As of now tower companies are given an ‘Infrastructure Provider’ status and hence they are not required to pay any revenue share to the Government.

Additional revenues In 2010, TRAI submitted a proposal to bring tower companies under licensing on grounds that it would enable them to reduce restrictions from different local bodies while being rolled out. TRAI had said that the Government would get additional revenues of around ₹2,000 crore.

But DoT had put this in abeyance after tower companies protested. According to tower companies, the move to levy a licence fee was against the Government’s stated objective of expanding telecom infrastructure in the country.

Industry representatives said that forceful migration to the unified regime will increase the burden on tower companies already reeling under the overall slowdown in the telecom sector. They also said that the a levy on tower companies would amount to double taxation as the mobile operator who takes capacity has already paid a licence fee.
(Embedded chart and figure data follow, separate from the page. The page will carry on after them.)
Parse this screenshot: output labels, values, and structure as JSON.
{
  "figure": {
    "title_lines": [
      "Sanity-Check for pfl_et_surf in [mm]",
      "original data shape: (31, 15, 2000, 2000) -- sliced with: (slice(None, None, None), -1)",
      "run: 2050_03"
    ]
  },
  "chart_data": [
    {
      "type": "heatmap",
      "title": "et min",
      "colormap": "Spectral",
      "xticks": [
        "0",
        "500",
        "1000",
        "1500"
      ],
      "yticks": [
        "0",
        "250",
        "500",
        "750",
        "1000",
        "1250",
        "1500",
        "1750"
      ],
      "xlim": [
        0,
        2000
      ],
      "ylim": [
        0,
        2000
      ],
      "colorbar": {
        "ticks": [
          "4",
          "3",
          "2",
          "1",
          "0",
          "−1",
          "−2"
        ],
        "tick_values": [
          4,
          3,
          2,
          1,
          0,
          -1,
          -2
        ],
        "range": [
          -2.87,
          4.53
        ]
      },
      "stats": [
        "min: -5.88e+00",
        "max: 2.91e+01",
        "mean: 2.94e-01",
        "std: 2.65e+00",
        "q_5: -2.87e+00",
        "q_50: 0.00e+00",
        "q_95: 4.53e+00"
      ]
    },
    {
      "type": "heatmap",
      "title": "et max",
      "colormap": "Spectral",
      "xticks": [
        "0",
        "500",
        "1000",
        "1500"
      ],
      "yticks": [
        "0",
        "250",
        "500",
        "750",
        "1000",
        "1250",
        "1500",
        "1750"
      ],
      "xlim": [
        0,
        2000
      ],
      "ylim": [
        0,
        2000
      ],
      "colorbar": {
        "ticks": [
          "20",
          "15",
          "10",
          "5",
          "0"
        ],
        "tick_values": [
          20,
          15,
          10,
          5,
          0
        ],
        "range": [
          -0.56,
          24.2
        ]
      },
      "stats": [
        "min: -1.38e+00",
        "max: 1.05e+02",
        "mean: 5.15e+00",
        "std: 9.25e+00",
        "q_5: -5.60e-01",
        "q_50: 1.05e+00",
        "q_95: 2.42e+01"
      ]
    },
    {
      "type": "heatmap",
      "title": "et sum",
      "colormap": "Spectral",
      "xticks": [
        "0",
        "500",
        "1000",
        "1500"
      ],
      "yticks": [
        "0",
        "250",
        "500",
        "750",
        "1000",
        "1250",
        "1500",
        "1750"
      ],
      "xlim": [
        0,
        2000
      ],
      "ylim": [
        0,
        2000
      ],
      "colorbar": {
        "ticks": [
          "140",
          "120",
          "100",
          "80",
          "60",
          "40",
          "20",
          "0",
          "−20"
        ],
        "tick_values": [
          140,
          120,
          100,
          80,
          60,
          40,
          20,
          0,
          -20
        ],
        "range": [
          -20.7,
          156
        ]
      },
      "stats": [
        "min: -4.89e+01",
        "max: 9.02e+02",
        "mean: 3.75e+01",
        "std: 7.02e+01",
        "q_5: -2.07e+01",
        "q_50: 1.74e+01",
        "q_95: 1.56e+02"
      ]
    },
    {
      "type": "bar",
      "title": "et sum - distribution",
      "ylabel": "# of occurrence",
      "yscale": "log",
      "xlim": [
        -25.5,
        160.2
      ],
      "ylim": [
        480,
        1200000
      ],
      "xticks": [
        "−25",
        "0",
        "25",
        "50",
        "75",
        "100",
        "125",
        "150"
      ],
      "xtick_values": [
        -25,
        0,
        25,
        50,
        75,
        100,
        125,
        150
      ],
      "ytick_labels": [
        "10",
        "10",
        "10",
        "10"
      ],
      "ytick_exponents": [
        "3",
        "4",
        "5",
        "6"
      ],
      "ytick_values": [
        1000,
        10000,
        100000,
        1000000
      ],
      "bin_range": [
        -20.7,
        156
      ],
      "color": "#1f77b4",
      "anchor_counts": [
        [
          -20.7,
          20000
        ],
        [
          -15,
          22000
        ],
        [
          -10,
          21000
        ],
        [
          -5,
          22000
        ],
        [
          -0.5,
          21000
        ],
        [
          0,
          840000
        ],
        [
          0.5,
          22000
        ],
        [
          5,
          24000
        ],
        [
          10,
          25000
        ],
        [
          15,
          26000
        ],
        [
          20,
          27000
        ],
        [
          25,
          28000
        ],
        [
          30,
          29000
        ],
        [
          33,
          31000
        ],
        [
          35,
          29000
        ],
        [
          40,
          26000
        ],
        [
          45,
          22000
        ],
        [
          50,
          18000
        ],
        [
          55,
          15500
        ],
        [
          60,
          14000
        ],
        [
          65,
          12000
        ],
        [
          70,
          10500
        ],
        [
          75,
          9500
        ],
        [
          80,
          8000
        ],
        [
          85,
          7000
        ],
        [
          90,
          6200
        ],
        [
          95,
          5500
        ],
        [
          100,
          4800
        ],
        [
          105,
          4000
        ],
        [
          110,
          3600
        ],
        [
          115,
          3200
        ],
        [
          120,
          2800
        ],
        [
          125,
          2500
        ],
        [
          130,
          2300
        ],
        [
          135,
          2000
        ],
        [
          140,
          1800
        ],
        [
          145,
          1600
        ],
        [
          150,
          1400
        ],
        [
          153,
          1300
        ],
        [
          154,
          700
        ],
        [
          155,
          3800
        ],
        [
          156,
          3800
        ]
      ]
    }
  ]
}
Separate entities Just when the industry thought that the issue was put on the back burner, the TRAI has raked it up again in a recent consultation paper. “The Infrastructure Provider -I (tower companies) are distinct legal persons entitled to earn revenues from their operations. Since the company is an entity in its own right, transactions of the company are independent from those of its shareholders (some of who may have interests in access service provider companies). Once IP-I and telecom service providers are treated as separate entities, the licence fee levies each pays to the Government are also to be accounted for separately if the existing framework is left undisturbed,” the TRAI said in the paper.

Licence fee A Delhi-based tower company said that the licence fee would be against the Modi Government’s stated position on encouraging infrastructure creation. “Tower companies are creating communication infrastructure and we are not using any natural resources from the Government. A licence fee now would be detrimental to the overall objective of reaching broadband to the masses,” said the head of a tower company.